—NO te pongas así —le dice Camucha, escupiendo en el suelo—. Es uno más.
—Nunca pensé —dice Reinery, lanzando un quejido—. Te lo juro, Camucha, nunca pensé.
Reinery mueve la cabeza y cruza las piernas. Apaga la radio. “No puedes imaginar todo lo que dirá”, comenta.
—Sinceramente te estás preocupando demasiado. ¿No te habrás equivocado? —argumenta, Camucha, dándole una palmadita en el hombro—. ¿Te fijaste bien? Esta luz opaca confunde a cualquiera.
—Yo sé que ha sido él. Me quedó mirando con la boca abierta.
Reinery voltea el rostro y se soba la cara con una mano. “¿Tú me entiendes, Camuchita?”

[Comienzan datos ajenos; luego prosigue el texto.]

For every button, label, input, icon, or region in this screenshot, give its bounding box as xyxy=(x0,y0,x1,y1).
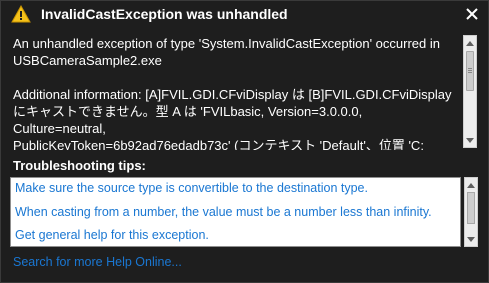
tips-scrollbar[interactable] xyxy=(464,177,478,247)
scroll-down-arrow-icon[interactable] xyxy=(464,134,476,146)
scroll-up-arrow-icon[interactable] xyxy=(464,37,476,49)
message-line: にキャストできません。型 A は 'FVILbasic, Version=3.0… xyxy=(13,104,363,136)
message-scrollbar[interactable] xyxy=(463,35,477,148)
exception-dialog: InvalidCastException was unhandled An un… xyxy=(0,0,489,283)
message-line: USBCameraSample2.exe xyxy=(13,53,162,68)
dialog-title: InvalidCastException was unhandled xyxy=(41,6,288,22)
close-icon[interactable] xyxy=(465,7,479,21)
scroll-thumb[interactable] xyxy=(466,51,474,91)
title-bar: InvalidCastException was unhandled xyxy=(1,1,488,29)
message-line: PublicKeyToken=6b92ad76edadb73c' (コンテキスト… xyxy=(13,138,424,150)
troubleshooting-title: Troubleshooting tips: xyxy=(13,158,146,173)
scroll-thumb[interactable] xyxy=(467,192,475,224)
search-help-online-link[interactable]: Search for more Help Online... xyxy=(13,255,182,269)
tip-link[interactable]: Get general help for this exception. xyxy=(15,228,209,242)
message-line: Additional information: [A]FVIL.GDI.CFvi… xyxy=(13,87,452,102)
troubleshooting-list: Make sure the source type is convertible… xyxy=(10,177,461,247)
scroll-up-arrow-icon[interactable] xyxy=(465,179,477,191)
tip-link[interactable]: When casting from a number, the value mu… xyxy=(15,205,432,219)
scroll-down-arrow-icon[interactable] xyxy=(465,233,477,245)
message-line: An unhandled exception of type 'System.I… xyxy=(13,36,440,51)
warning-icon xyxy=(11,4,31,23)
tip-link[interactable]: Make sure the source type is convertible… xyxy=(15,181,368,195)
exception-message: An unhandled exception of type 'System.I… xyxy=(13,35,456,150)
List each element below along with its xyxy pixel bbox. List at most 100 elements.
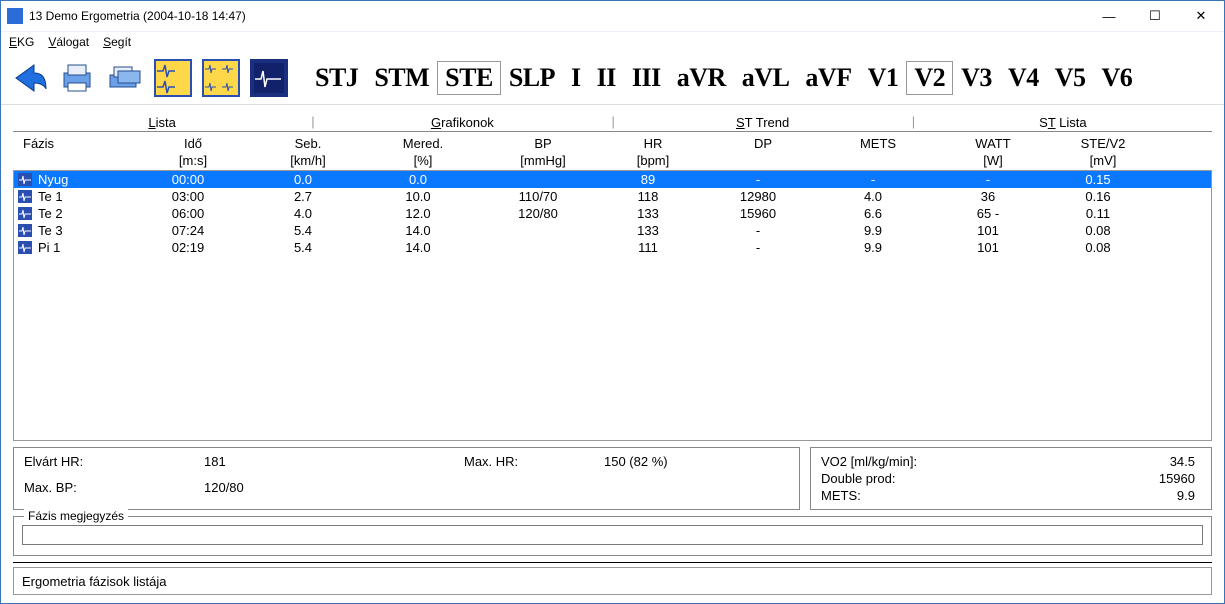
table-row[interactable]: Nyug00:000.00.089---0.15 [14, 171, 1211, 188]
param-tab-III[interactable]: III [624, 61, 669, 95]
cell-bp: 110/70 [478, 189, 598, 204]
view-tab-0[interactable]: Lista [13, 115, 311, 130]
grid: Nyug00:000.00.089---0.15Te 103:002.710.0… [13, 170, 1212, 441]
cell-mered: 14.0 [358, 223, 478, 238]
grid-header-row2: [m:s] [km/h] [%] [mmHg] [bpm] [W] [mV] [9, 151, 1216, 168]
table-row[interactable]: Te 307:245.414.0133-9.91010.08 [14, 222, 1211, 239]
statusbar: Ergometria fázisok listája [13, 567, 1212, 595]
hdr-mets: METS [823, 136, 933, 151]
hdr-ste: STE/V2 [1053, 136, 1153, 151]
menubar: EKG Válogat Segít [1, 32, 1224, 52]
grid-header-row1: Fázis Idő Seb. Mered. BP HR DP METS WATT… [9, 134, 1216, 151]
cell-mered: 12.0 [358, 206, 478, 221]
param-tab-V2[interactable]: V2 [906, 61, 953, 95]
view-tabs: Lista|Grafikonok|ST Trend|ST Lista [13, 111, 1212, 132]
param-tab-V3[interactable]: V3 [953, 61, 1000, 95]
window-title: 13 Demo Ergometria (2004-10-18 14:47) [29, 9, 246, 23]
cell-mets: 4.0 [818, 189, 928, 204]
hdr-hr: HR [603, 136, 703, 151]
stats-right: VO2 [ml/kg/min]: 34.5 Double prod: 15960… [810, 447, 1212, 510]
cell-hr: 133 [598, 206, 698, 221]
param-tab-I[interactable]: I [563, 61, 589, 95]
hdr-dp: DP [703, 136, 823, 151]
param-tabs: STJSTMSTESLPIIIIIIaVRaVLaVFV1V2V3V4V5V6 [307, 61, 1140, 95]
menu-valogat[interactable]: Válogat [48, 35, 89, 49]
titlebar: 13 Demo Ergometria (2004-10-18 14:47) — … [1, 1, 1224, 32]
printer2-icon[interactable] [105, 56, 145, 100]
cell-fazis: Te 1 [38, 189, 63, 204]
cell-ido: 02:19 [128, 240, 248, 255]
cell-mered: 14.0 [358, 240, 478, 255]
param-tab-aVF[interactable]: aVF [797, 61, 859, 95]
cell-ste: 0.11 [1048, 206, 1148, 221]
param-tab-V1[interactable]: V1 [860, 61, 907, 95]
param-tab-STM[interactable]: STM [366, 61, 437, 95]
param-tab-STJ[interactable]: STJ [307, 61, 366, 95]
table-row[interactable]: Te 103:002.710.0110/70118129804.0360.16 [14, 188, 1211, 205]
cell-watt: - [928, 172, 1048, 187]
cell-seb: 4.0 [248, 206, 358, 221]
cell-ido: 07:24 [128, 223, 248, 238]
app-icon [7, 8, 23, 24]
elvart-hr-value: 181 [204, 454, 464, 478]
phase-icon [18, 173, 32, 186]
cell-watt: 101 [928, 223, 1048, 238]
notes-group: Fázis megjegyzés [13, 516, 1212, 556]
wave2-icon[interactable] [201, 56, 241, 100]
cell-hr: 111 [598, 240, 698, 255]
param-tab-V4[interactable]: V4 [1000, 61, 1047, 95]
separator [13, 562, 1212, 563]
app-window: 13 Demo Ergometria (2004-10-18 14:47) — … [0, 0, 1225, 604]
cell-dp: 15960 [698, 206, 818, 221]
param-tab-SLP[interactable]: SLP [501, 61, 563, 95]
cell-ste: 0.08 [1048, 223, 1148, 238]
param-tab-aVR[interactable]: aVR [669, 61, 734, 95]
table-row[interactable]: Pi 102:195.414.0111-9.91010.08 [14, 239, 1211, 256]
cell-seb: 5.4 [248, 223, 358, 238]
cell-mets: 9.9 [818, 240, 928, 255]
cell-mered: 10.0 [358, 189, 478, 204]
hdr-ido: Idő [133, 136, 253, 151]
menu-segit[interactable]: Segít [103, 35, 131, 49]
hdr-fazis: Fázis [23, 136, 133, 151]
cell-ido: 03:00 [128, 189, 248, 204]
view-tab-2[interactable]: ST Trend [614, 115, 912, 130]
view-tab-3[interactable]: ST Lista [914, 115, 1212, 130]
phase-icon [18, 190, 32, 203]
dp-label: Double prod: [821, 471, 1021, 486]
max-bp-value: 120/80 [204, 480, 464, 504]
cell-mets: 6.6 [818, 206, 928, 221]
hdr-bp-u: [mmHg] [483, 153, 603, 168]
param-tab-STE[interactable]: STE [437, 61, 501, 95]
back-icon[interactable] [9, 56, 49, 100]
wave3-icon[interactable] [249, 56, 289, 100]
max-hr-value: 150 (82 %) [604, 454, 789, 478]
cell-mets: 9.9 [818, 223, 928, 238]
notes-input[interactable] [22, 525, 1203, 545]
cell-dp: - [698, 240, 818, 255]
param-tab-aVL[interactable]: aVL [734, 61, 798, 95]
hdr-ido-u: [m:s] [133, 153, 253, 168]
menu-ekg[interactable]: EKG [9, 35, 34, 49]
hdr-seb-u: [km/h] [253, 153, 363, 168]
phase-icon [18, 207, 32, 220]
cell-dp: 12980 [698, 189, 818, 204]
param-tab-II[interactable]: II [589, 61, 624, 95]
minimize-button[interactable]: — [1086, 1, 1132, 31]
printer1-icon[interactable] [57, 56, 97, 100]
cell-mets: - [818, 172, 928, 187]
stats-left: Elvárt HR: 181 Max. HR: 150 (82 %) Max. … [13, 447, 800, 510]
wave1-icon[interactable] [153, 56, 193, 100]
cell-watt: 101 [928, 240, 1048, 255]
cell-dp: - [698, 223, 818, 238]
param-tab-V6[interactable]: V6 [1094, 61, 1141, 95]
cell-fazis: Pi 1 [38, 240, 60, 255]
cell-hr: 89 [598, 172, 698, 187]
table-row[interactable]: Te 206:004.012.0120/80133159606.665 -0.1… [14, 205, 1211, 222]
dp-value: 15960 [1021, 471, 1201, 486]
content-area: Lista|Grafikonok|ST Trend|ST Lista Fázis… [1, 105, 1224, 603]
maximize-button[interactable]: ☐ [1132, 1, 1178, 31]
param-tab-V5[interactable]: V5 [1047, 61, 1094, 95]
close-button[interactable]: ✕ [1178, 1, 1224, 31]
view-tab-1[interactable]: Grafikonok [313, 115, 611, 130]
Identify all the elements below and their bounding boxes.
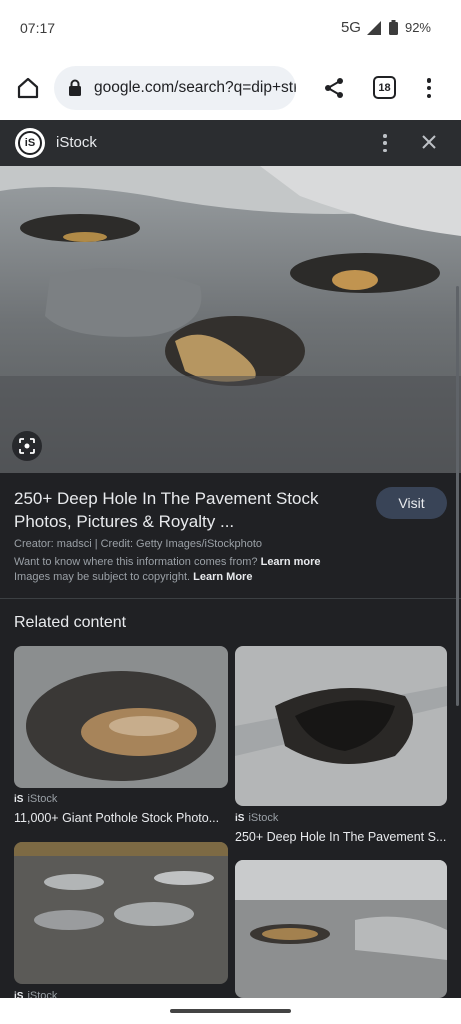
home-button[interactable] [12,72,44,104]
related-image[interactable] [14,842,228,984]
divider [0,598,461,599]
related-card[interactable]: iS iStock [14,842,228,998]
panel-header: iS iStock [0,120,461,166]
status-bar: 07:17 5G 92% [0,0,461,56]
share-button[interactable] [320,74,348,102]
related-card[interactable]: iS iStock 250+ Deep Hole In The Pavement … [235,646,447,856]
related-source: iS iStock [14,793,58,805]
panel-more-icon[interactable] [380,134,390,152]
battery-icon [388,20,398,35]
copyright-line: Images may be subject to copyright. Lear… [14,571,253,583]
related-card[interactable] [235,860,447,998]
source-logo-small: iS [14,793,24,805]
gesture-nav-bar [0,998,461,1024]
status-indicators: 5G 92% [341,19,431,36]
related-card[interactable]: iS iStock 11,000+ Giant Pothole Stock Pho… [14,646,228,836]
related-source: iS iStock [14,990,57,998]
visit-button[interactable]: Visit [376,487,447,519]
related-title[interactable]: 250+ Deep Hole In The Pavement S... [235,830,447,844]
url-text: google.com/search?q=dip+stı [94,79,296,96]
home-gesture-handle[interactable] [170,1009,291,1013]
result-title[interactable]: 250+ Deep Hole In The Pavement Stock Pho… [14,487,324,533]
share-icon [325,78,343,98]
signal-icon [366,20,381,35]
lock-icon [69,79,81,96]
source-logo-small: iS [235,812,245,824]
source-logo-small: iS [14,990,24,999]
copyright-learn-more-link[interactable]: Learn More [193,571,252,583]
status-time: 07:17 [20,20,56,36]
source-logo: iS [15,128,45,158]
learn-more-link[interactable]: Learn more [261,556,321,568]
related-heading: Related content [14,614,127,631]
tabs-button[interactable]: 18 [373,76,396,99]
source-name: iStock [56,134,97,151]
related-image[interactable] [235,860,447,998]
related-image[interactable] [14,646,228,788]
browser-toolbar: google.com/search?q=dip+stı 18 [0,56,461,120]
home-icon [17,77,39,99]
scrollbar[interactable] [456,286,459,706]
url-bar[interactable]: google.com/search?q=dip+stı [54,66,296,110]
related-image[interactable] [235,646,447,806]
related-source: iS iStock [235,812,279,824]
image-credit: Creator: madsci | Credit: Getty Images/i… [14,538,263,550]
more-vert-icon[interactable] [418,74,440,102]
lens-icon[interactable] [12,431,42,461]
network-label: 5G [340,19,361,36]
related-title[interactable]: 11,000+ Giant Pothole Stock Photo... [14,811,228,825]
info-line: Want to know where this information come… [14,556,321,568]
battery-label: 92% [404,20,431,35]
main-image[interactable] [0,166,461,473]
close-icon[interactable] [418,131,440,153]
image-viewer-panel: iS iStock 250+ Deep Hole In The Pavement… [0,120,461,998]
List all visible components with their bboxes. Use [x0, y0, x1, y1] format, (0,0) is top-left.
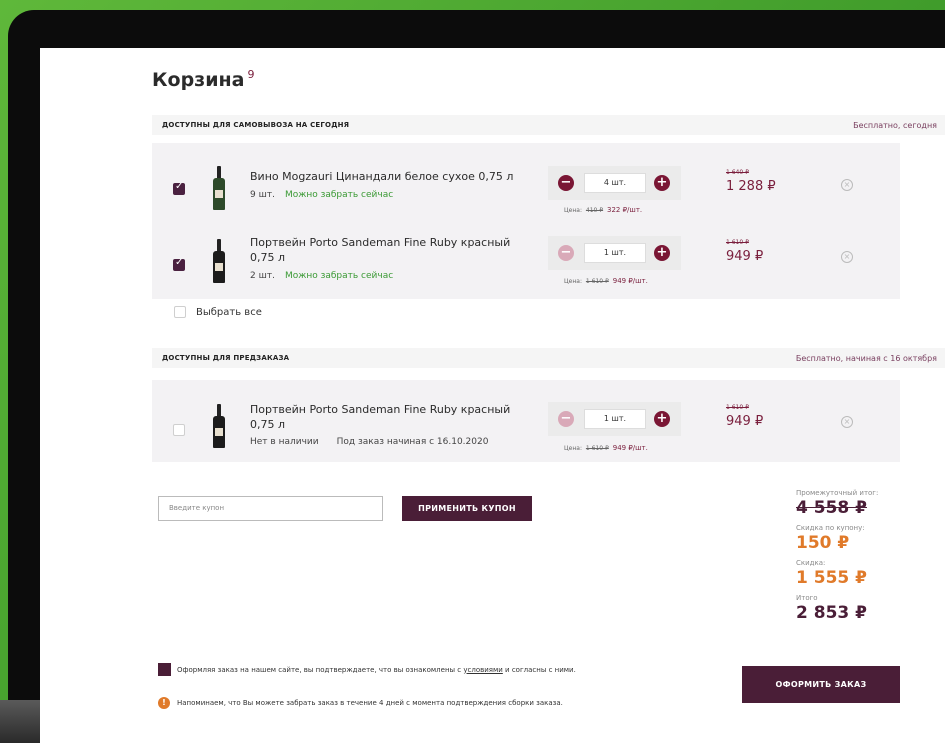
stock-qty: 2 шт. [250, 271, 275, 281]
pickup-reminder: ! Напоминаем, что Вы можете забрать зака… [158, 697, 563, 709]
preorder-items: Портвейн Porto Sandeman Fine Ruby красны… [152, 380, 900, 462]
minus-icon[interactable]: − [558, 175, 574, 191]
item-checkbox[interactable] [173, 181, 185, 195]
place-order-button[interactable]: ОФОРМИТЬ ЗАКАЗ [742, 666, 900, 703]
stock-status: Можно забрать сейчас [284, 271, 394, 281]
minus-icon[interactable]: − [558, 245, 574, 261]
laptop-base [0, 700, 40, 743]
discount-value: 1 555 ₽ [796, 568, 867, 588]
minus-icon[interactable]: − [558, 411, 574, 427]
quantity-input[interactable]: 1 шт. [584, 243, 646, 263]
terms-agreement: Оформляя заказ на нашем сайте, вы подтве… [158, 663, 576, 676]
item-total: 1 288 ₽ [726, 179, 776, 194]
subtotal-label: Промежуточный итог: [796, 489, 879, 497]
pickup-items: Вино Mogzauri Цинандали белое сухое 0,75… [152, 143, 900, 299]
item-total: 949 ₽ [726, 249, 764, 264]
apply-coupon-button[interactable]: ПРИМЕНИТЬ КУПОН [402, 496, 532, 521]
item-checkbox[interactable] [173, 257, 185, 271]
close-circle-icon[interactable]: × [841, 179, 853, 191]
unit-price: Цена: 1 610 ₽ 949 ₽/шт. [564, 277, 648, 285]
unit-price: Цена: 1 610 ₽ 949 ₽/шт. [564, 444, 648, 452]
quantity-input[interactable]: 1 шт. [584, 409, 646, 429]
old-price: 1 610 ₽ [726, 404, 749, 411]
old-price: 1 640 ₽ [726, 169, 749, 176]
section-note: Бесплатно, сегодня [853, 120, 937, 130]
product-name[interactable]: Портвейн Porto Sandeman Fine Ruby красны… [250, 402, 535, 432]
discount-label: Скидка: [796, 559, 826, 567]
terms-text: Оформляя заказ на нашем сайте, вы подтве… [177, 665, 576, 674]
coupon-discount-value: 150 ₽ [796, 533, 850, 553]
section-title: ДОСТУПНЫ ДЛЯ ПРЕДЗАКАЗА [162, 354, 290, 362]
plus-icon[interactable]: + [654, 175, 670, 191]
terms-checkbox[interactable] [158, 663, 171, 676]
page-title: Корзина 9 [152, 68, 255, 91]
quantity-stepper: − 4 шт. + [548, 166, 681, 200]
stock-status: Можно забрать сейчас [284, 190, 394, 200]
item-checkbox[interactable] [173, 424, 185, 436]
total-value: 2 853 ₽ [796, 603, 867, 623]
close-circle-icon[interactable]: × [841, 251, 853, 263]
select-all[interactable]: Выбрать все [174, 306, 262, 318]
coupon-discount-label: Скидка по купону: [796, 524, 865, 532]
section-title: ДОСТУПНЫ ДЛЯ САМОВЫВОЗА НА СЕГОДНЯ [162, 121, 350, 129]
reminder-text: Напоминаем, что Вы можете забрать заказ … [177, 699, 563, 707]
stock-line: 9 шт. Можно забрать сейчас [250, 190, 393, 200]
section-pickup-header: ДОСТУПНЫ ДЛЯ САМОВЫВОЗА НА СЕГОДНЯ Беспл… [152, 115, 945, 135]
cart-item: Вино Mogzauri Цинандали белое сухое 0,75… [152, 143, 900, 221]
plus-icon[interactable]: + [654, 411, 670, 427]
section-note: Бесплатно, начиная с 16 октября [795, 353, 937, 363]
subtotal-value: 4 558 ₽ [796, 498, 867, 518]
stock-status: Под заказ начиная с 16.10.2020 [336, 437, 489, 447]
section-preorder-header: ДОСТУПНЫ ДЛЯ ПРЕДЗАКАЗА Бесплатно, начин… [152, 348, 945, 368]
stock-qty: Нет в наличии [250, 437, 319, 447]
product-image[interactable] [212, 404, 226, 448]
cart-page: Корзина 9 ДОСТУПНЫ ДЛЯ САМОВЫВОЗА НА СЕГО… [40, 48, 945, 743]
product-image[interactable] [212, 239, 226, 283]
stock-line: 2 шт. Можно забрать сейчас [250, 271, 393, 281]
cart-item: Портвейн Porto Sandeman Fine Ruby красны… [152, 380, 900, 458]
product-image[interactable] [212, 166, 226, 210]
stock-qty: 9 шт. [250, 190, 275, 200]
total-label: Итого [796, 594, 818, 602]
old-price: 1 610 ₽ [726, 239, 749, 246]
coupon-input[interactable]: Введите купон [158, 496, 383, 521]
cart-count: 9 [247, 68, 255, 81]
quantity-input[interactable]: 4 шт. [584, 173, 646, 193]
select-all-checkbox[interactable] [174, 306, 186, 318]
cart-item: Портвейн Porto Sandeman Fine Ruby красны… [152, 221, 900, 299]
product-name[interactable]: Портвейн Porto Sandeman Fine Ruby красны… [250, 235, 535, 265]
stock-line: Нет в наличии Под заказ начиная с 16.10.2… [250, 437, 488, 447]
unit-price: Цена: 410 ₽ 322 ₽/шт. [564, 206, 643, 214]
close-circle-icon[interactable]: × [841, 416, 853, 428]
info-icon: ! [158, 697, 170, 709]
title-text: Корзина [152, 69, 245, 91]
terms-link[interactable]: условиями [463, 666, 502, 674]
quantity-stepper: − 1 шт. + [548, 402, 681, 436]
quantity-stepper: − 1 шт. + [548, 236, 681, 270]
product-name[interactable]: Вино Mogzauri Цинандали белое сухое 0,75… [250, 169, 535, 184]
select-all-label: Выбрать все [196, 306, 262, 318]
order-totals: Промежуточный итог: 4 558 ₽ Скидка по ку… [796, 484, 878, 624]
plus-icon[interactable]: + [654, 245, 670, 261]
item-total: 949 ₽ [726, 414, 764, 429]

—Por Dios que te entiendo.
—Quisiera ser tragada por la tierra.
Se levanta, va hacia el retrete, se acomoda a medias y trata de orinar. “Estoy nerviosa”, dice a manera de disculpa.
Afuera se oyen pasos agitados. Alguien toca su puerta.
—¿Tú crees que siga esperando?
—Si te ha reconocido, posiblemente siga parado en la puerta.
—Yo sé que me ha reconocido —argumenta, Reinery. Fija sus ojos en el techo y descubre una telaraña—. Y con las ganas que me tiene. Es muy vengativo.
—¿Ha seguido insistiendo?
—Más que nunca —hace un gesto con las manos—. No le tiene miedo a mi marido.
—¿Se habrá dado cuenta que Perico no te ama?
—Si me ama —dice en voz baja. Tiene puesta una peluca que ha empezado a desordenarse. “No me importa el Perico”, dice. Reinery empieza a gemir.
—¿Quieres calmarte? —Camucha le toma las manos.
—¿Qué hora es? —pregunta, Reinery, levantándose. Se dirige al espejo. Busca algo entre las gavetas.
—Deben ser como las nueve de la noche. Todavía es temprano.
—¡Ah! —exclama—. ¿Quieres prender la luz?
—¿Te vas?
—No tengo ganas de seguir con esto.
—Eres una cobarde.
Reinery la mira. Trata de entender sus palabras.
—Yo no le debo nada a nadie —dice Camucha—. Eso es lo más importante en mi vida.
Camucha agarra un poco de papel higiénico y le pasa a Reinery. “Límpiate los ojos, tienes el maquillaje estropeado”.
—¿Sabes? —dice Camucha—, todas nosotras pasamos por estos apuros. Siempre hay un idiota que se quiere pasar de vivo.
—Fíjate si sigue parado en la puerta.
—Creo que si.
Reinery se calla. “No sé...no sé...”
—Hazle frente a ver que te dice. ¡Atiéndelo!
—Tal vez tengas razón —Reinery sonríe a medias. Dice, qué locura, y se tiende sobre la cama..
Camucha la jala de los hombros.
—¡Sí, esta vida es una locura! —le grita, Camucha—. Por eso estamos aquí. Así que no te sientas mal. De todas maneras yo estaré atenta por si me necesitas.
Camucha se arregla la trusa roja que lleva cada noche, alarga la malla hasta cubrir sus muslos, se acomoda la peluca, prende la radio y levanta un poco el volumen. Se dirige al espejo y ensaya una sonrisa. Advierte que Reinery está llorando. Se introduce al baño, orina, busca papel higiénico, le limpia los ojos y la nariz, y antes de abrir la puerta, concluye:
—Nadie se ha muerto por hacerlo con el cuñado.